Solitary bees differ from their larger, more charismatic relative the bumblebee because they do not form hive. As their name suggests, they spend their life cycle in solitude.

two bees digging in the dirt
Female solitary Andrena clarkella excavating nests. 📷 Matt Carlson

Leafcutting bees (Megachilidae)

These solitary bees are named for their tendency to collect leaves to construct their nests. Nest sites include holes in stems or wood, existing cavities in old buildings, or holes in the ground.
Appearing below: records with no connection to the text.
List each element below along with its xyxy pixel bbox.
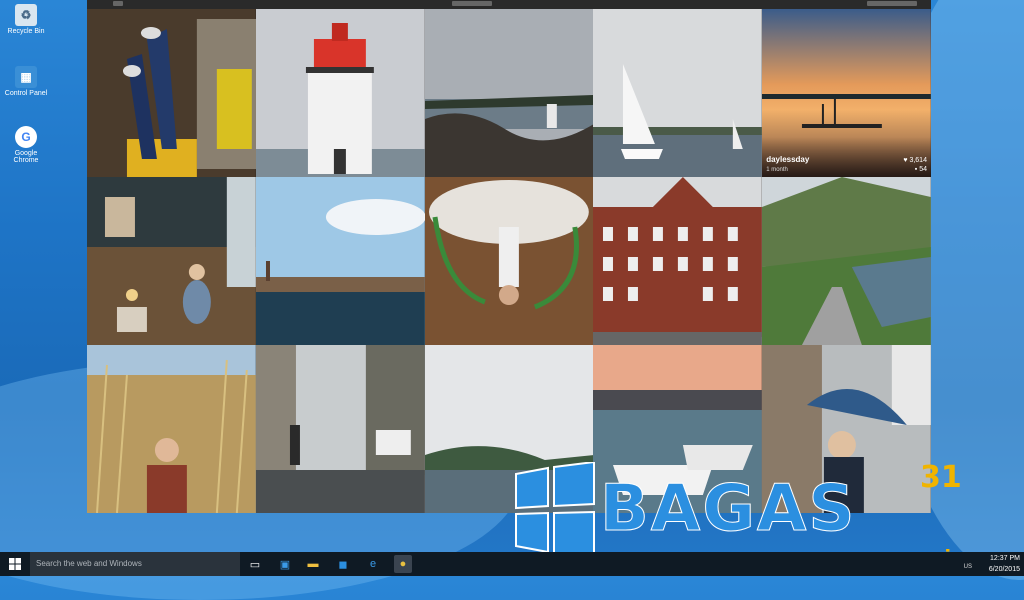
window-controls[interactable] <box>867 1 917 6</box>
photo-tile-lighthouse[interactable] <box>255 9 425 177</box>
photo-username[interactable]: daylessday <box>766 155 809 164</box>
taskbar-search-box[interactable]: Search the web and Windows <box>30 552 240 576</box>
photo-overlay: daylessday 1 month ♥ 3,614 ▪ 54 <box>762 137 931 177</box>
photo-tile-harbor-boats[interactable] <box>593 345 763 513</box>
photo-tile-sunset-harbor[interactable]: daylessday 1 month ♥ 3,614 ▪ 54 <box>762 9 931 177</box>
windows-start-icon <box>9 558 21 570</box>
app-title-bar <box>87 0 931 9</box>
chrome-icon: G <box>15 126 37 148</box>
clock-time: 12:37 PM <box>990 555 1020 562</box>
start-button[interactable] <box>0 552 30 576</box>
desktop-icon-recycle-bin[interactable]: ♻ Recycle Bin <box>4 4 48 35</box>
photo-tile-rocky-coast[interactable] <box>424 9 594 177</box>
photo-tile-brick-building[interactable] <box>593 177 763 345</box>
language-indicator[interactable]: US <box>964 564 972 570</box>
clock[interactable]: 12:37 PM 6/20/2015 <box>989 553 1020 575</box>
photo-grid: daylessday 1 month ♥ 3,614 ▪ 54 <box>87 9 931 513</box>
comments-count: ▪ 54 <box>914 166 927 173</box>
photo-gallery-window: daylessday 1 month ♥ 3,614 ▪ 54 <box>87 0 931 513</box>
task-view-icon[interactable]: ▭ <box>246 555 264 573</box>
photo-tile-city-waterfront[interactable] <box>255 177 425 345</box>
chrome-icon[interactable]: ● <box>394 555 412 573</box>
photo-tile-bride-on-floor[interactable] <box>424 177 594 345</box>
photo-tile-woman-in-room[interactable] <box>87 177 256 345</box>
photo-time: 1 month <box>766 167 788 173</box>
desktop-icon-label: Recycle Bin <box>7 28 45 35</box>
desktop-icon-chrome[interactable]: G Google Chrome <box>4 126 48 164</box>
photo-tile-rainy-street[interactable] <box>255 345 425 513</box>
clock-date: 6/20/2015 <box>988 566 1020 573</box>
store-icon[interactable]: ▣ <box>276 555 294 573</box>
title-bar-controls[interactable] <box>452 1 492 6</box>
edge-icon[interactable]: e <box>364 555 382 573</box>
photo-tile-woman-in-reeds[interactable] <box>87 345 256 513</box>
desktop-icon-label: Control Panel <box>4 90 48 97</box>
photo-tile-sailboat[interactable] <box>593 9 763 177</box>
likes-value: 3,614 <box>909 157 927 164</box>
desktop-icon-control-panel[interactable]: ▦ Control Panel <box>4 66 48 97</box>
photo-tile-legs-on-bench[interactable] <box>87 9 256 177</box>
outlook-icon[interactable]: ◼ <box>334 555 352 573</box>
photo-tile-misty-hills[interactable] <box>424 345 594 513</box>
back-icon[interactable] <box>113 1 123 6</box>
file-explorer-icon[interactable]: ▬ <box>304 555 322 573</box>
recycle-bin-icon: ♻ <box>15 4 37 26</box>
photo-tile-woman-with-umbrella[interactable] <box>762 345 931 513</box>
desktop-icon-label: Google Chrome <box>13 150 39 164</box>
taskbar: Search the web and Windows ▭ ▣ ▬ ◼ e ● U… <box>0 552 1024 576</box>
control-panel-icon: ▦ <box>15 66 37 88</box>
photo-tile-coastal-road[interactable] <box>762 177 931 345</box>
comments-value: 54 <box>919 166 927 173</box>
likes-count: ♥ 3,614 <box>903 157 927 164</box>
Like bumblebees, these bees feed on nectar and pollen.

A wee female Lasioglossum ruidoense in a pasque flower. 📷 Matt Carlson
Halictus rubicundus female sweat bee visiting sweetcover. 📷 Matt Carlson

Sweat Bees (Halictidae)

You might encounter a sweat bee on a hot, sunny day when they are attracted to the salts secreted in your sweat. These good, general pollinators are typically black or metallic colored, but some are bright green or dark yellow. They nest in the ground in dispersed solitary nests or densely situated nests with bees sharing a common entrance.

A sweat bee (Lasioglossum quebecense) on a Siberian aster. 📷 Matt Carlson
Andrena thaspii in cinquefoil. 📷 Matt Carlson

Mining Bees (Andrenidae)

Mining bees are a large family of bees found nearly everywhere in the world. They resemble honeybees — they typically have a dark a dark colored body with fine light brown or yellow hairs. These solitary bees don’t form nests but rather dig a single nest into the soil, hence their name. If you like wild blueberries you can thank mining bees — they’re important blueberry pollinators.

Blueberry flowers in Alaska. 📷 Lisa Hupp

Plaster Bees (Colletidae)

The name of this solitary bee originates from the way that they smooth the walls of their nests with secretion from their mouthparts. These secretions dry into a plaster-like lining. Oftentimes, this variety of bees will not have external ways to carry pollen, so they will carry pollen in their crop (a specialized part of the foregut).

Celebrate and support native bees

All types of bees play an essential role in Alaska’s ecosystems. They ensure healthy and productive plant communities, which lead to healthy mammals and bird populations.